Inner Work Friday: Week Two of Eight Week Series by Thomas Telhiard

September 3, 2021 – Inner Task Week Two – SEEING DIMENSION

Last week’s task on STOPPING SEEING may have presented us with that distinction of the energies of urgency and immediacy that Jonathan presented to us several weeks ago. In our day-to-day engagements, we often find ourselves blindly going through motions that support our daily tasks and responsibilities, as well as our forms of entertainment. Although functionally important as these daily tasks are, the urgent energy is a blinding one.

This awareness of blindness is something that I personally experienced as arising within me during the STOP SEEING task. The invitation I heard was to lean more into the energy of immediacy and presence. It is not so much what we are seeing, as how we are seeing. Indeed, how we see informs what we see. The more present we can be, the more un/non-identified we can be with what it is that we are seeing. Note that this non-identification does not mean indifference. Actually being interested is key!

This week, we are literally going deeper into seeing. The question is how do we see and how can we see something new? In HOW WE DO THINGS, J.G. Bennett elaborates on how the extreme automatism which characterizes how we take in mental images can handicap our capacity to see or think about anything in a novel way. Our ‘sleep’ state of habituated thinking and seeing holds us captive and, moreover, unless we have a strong desire or wish from a three-centered posture, then we cannot even begin. To wish to see differently must employ all three centers – mental, emotional, physical. In addition, time must be set aside daily to practice any new way of seeing.

The task that Bennet suggested to his students involving depth in vision particularly strikes me.
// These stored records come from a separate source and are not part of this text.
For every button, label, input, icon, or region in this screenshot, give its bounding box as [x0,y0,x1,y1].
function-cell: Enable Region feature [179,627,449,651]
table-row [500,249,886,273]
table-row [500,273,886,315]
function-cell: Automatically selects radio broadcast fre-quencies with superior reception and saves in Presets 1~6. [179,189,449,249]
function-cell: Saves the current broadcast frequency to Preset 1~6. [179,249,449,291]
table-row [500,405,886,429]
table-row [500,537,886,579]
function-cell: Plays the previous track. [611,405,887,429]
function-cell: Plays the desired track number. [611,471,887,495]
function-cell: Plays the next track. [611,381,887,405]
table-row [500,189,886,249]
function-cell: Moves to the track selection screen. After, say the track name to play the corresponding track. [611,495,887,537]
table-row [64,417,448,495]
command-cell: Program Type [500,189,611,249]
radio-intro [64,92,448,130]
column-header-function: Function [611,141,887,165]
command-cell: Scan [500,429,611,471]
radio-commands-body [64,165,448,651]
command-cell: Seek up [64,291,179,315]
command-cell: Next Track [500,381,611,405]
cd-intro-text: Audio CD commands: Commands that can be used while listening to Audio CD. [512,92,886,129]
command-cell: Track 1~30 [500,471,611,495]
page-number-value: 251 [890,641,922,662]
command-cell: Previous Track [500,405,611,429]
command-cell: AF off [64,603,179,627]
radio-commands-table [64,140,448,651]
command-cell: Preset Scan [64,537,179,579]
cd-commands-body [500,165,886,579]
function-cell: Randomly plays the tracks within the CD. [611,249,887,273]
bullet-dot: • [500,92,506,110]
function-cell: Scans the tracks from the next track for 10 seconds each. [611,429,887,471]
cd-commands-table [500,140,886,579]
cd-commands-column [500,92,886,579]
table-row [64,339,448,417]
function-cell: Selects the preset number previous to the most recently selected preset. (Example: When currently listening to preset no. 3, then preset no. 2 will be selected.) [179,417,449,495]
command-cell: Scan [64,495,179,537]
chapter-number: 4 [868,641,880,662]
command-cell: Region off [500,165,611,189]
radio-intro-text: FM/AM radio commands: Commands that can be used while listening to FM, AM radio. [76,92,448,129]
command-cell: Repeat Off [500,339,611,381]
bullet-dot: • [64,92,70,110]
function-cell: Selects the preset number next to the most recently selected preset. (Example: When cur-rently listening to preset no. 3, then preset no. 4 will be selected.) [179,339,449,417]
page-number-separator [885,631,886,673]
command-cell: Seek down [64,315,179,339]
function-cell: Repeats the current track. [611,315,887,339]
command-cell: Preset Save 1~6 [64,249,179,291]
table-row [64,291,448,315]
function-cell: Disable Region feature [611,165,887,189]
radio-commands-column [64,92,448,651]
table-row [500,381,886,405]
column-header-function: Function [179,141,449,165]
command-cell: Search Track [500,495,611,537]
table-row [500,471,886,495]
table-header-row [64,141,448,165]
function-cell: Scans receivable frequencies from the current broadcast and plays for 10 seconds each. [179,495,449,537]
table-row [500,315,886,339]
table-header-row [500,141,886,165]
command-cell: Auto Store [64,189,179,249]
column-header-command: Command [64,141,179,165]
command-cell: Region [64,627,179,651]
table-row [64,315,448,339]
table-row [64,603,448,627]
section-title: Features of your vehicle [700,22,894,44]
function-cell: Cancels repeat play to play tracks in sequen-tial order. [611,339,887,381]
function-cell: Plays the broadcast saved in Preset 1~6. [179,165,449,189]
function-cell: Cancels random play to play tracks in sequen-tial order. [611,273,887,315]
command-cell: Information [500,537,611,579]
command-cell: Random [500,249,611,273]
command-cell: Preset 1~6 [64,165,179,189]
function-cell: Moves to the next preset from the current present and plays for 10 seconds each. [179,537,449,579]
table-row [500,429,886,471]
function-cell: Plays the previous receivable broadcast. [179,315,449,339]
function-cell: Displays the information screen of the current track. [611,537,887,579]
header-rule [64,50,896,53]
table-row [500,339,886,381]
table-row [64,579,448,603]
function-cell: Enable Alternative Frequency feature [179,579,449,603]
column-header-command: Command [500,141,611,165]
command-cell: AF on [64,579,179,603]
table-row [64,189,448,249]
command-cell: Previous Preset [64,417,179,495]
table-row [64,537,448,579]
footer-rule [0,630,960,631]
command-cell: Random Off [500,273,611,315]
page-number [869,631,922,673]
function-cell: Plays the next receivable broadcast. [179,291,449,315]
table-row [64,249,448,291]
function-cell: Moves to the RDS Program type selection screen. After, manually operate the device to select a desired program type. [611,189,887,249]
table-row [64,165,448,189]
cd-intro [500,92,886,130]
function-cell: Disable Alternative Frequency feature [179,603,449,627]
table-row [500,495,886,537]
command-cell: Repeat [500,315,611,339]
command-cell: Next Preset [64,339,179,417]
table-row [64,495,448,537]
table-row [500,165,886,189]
It is worth quoting:

“Most people see things simply as flat projections. I propose that, in the course of the various things you may be doing today, you set yourself to remember to look at things in depth; that is, to remember that you have two-eyed binocular vision, and that thanks to this you have the power to seeing the depth of the field of your visual image of the moment. You will see that in order to remember to return to this from time to time, you must really arouse in yourself a feeling of interest in acquiring this perspective vision more strongly, so that things really stand out in depth.”
(Petersham, MA: The J.G. Bennett Foundation, 2017)
This feeling of interest is crucial. ‘Interest’ here can be aligned with Presence.

This is the task for the week:

  1. Either use the stop practice, or intentionally set yourself in a particular environment.
  2. Notice what is in your field of vision, but more particularly, begin to sense the depth and dimension of the visual field itself.
  3. Cultivate a presence through your three centers, while taking in these dimensioned images.
  4. What arises?

As I sit in my dining room, I look into the adjoining living room and see what is there: the floor rug, the coffee table upon the rug, the sofa, the chair, the fireplace, my dog Sophia lying upon the rug, the fireplace mantle, the bookcase, the chair, the lamp, the pictures on the wall, the opening into the sun room, the light rays streaming onto the walls, the sun room rug, the piano, the book shelves and window blinds. I notice the dimensions of depth in the placement of the items within my visual frame. I have a sense of presence about myself – mind, body and feeling. What arises?

We are attempting to see dimension and perspective.